Consider, for example, the misery that the Peoples Democratic Party (PDP) presidential candidate, Atiku Abubakar, had to go through just for his recent trip to the US. After months of enduring the taunting, jeering and sniggering of the ruling All Progressives Congress (APC), that he was persona non grata in the US, Atiku officially paid $540,000 and sacrificed an arm and a leg, for a temporary pass to the US.
And that was after saying many times – and quite correctly too – that he did not need a trip to the US to become Nigeria’s president.
At the time current Indian Prime Minister Narendra Modi was elected, he could not enter the US for alleged violations of religious freedom when he was the first minister of the Indian state of Gujarat.
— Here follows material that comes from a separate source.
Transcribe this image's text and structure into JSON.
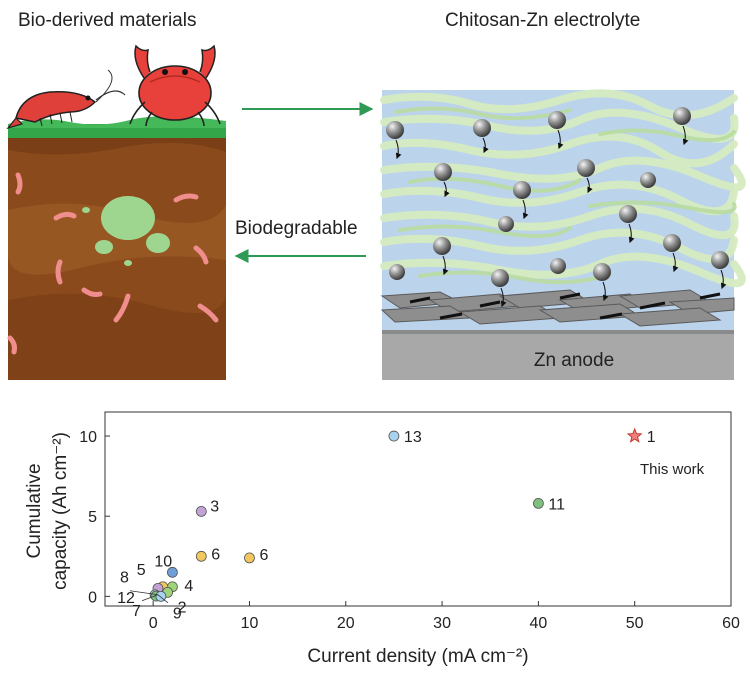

But the denial of US visa didn’t bother Modi.
If it was an issue during his campaign, it was an issue in the US, not in India. After his election in 2014 – nine years after he had been denied a visa – the US laid out the red carpet for him, as it also did for Uhuru Kenyatta who had been blacklisted before his election for his first term as president six years ago.
But our case is different. We’re not what we are but what others, especially the Oyinbo, say we are. So, we have become the butt of jokes for corruption and we accept them as normal; we have become the lecture theatre for free, fair and credible elections and we’re not outraged that foreigners don’t think we can mind our business and mind it well.
When will Nigeria come of age? When?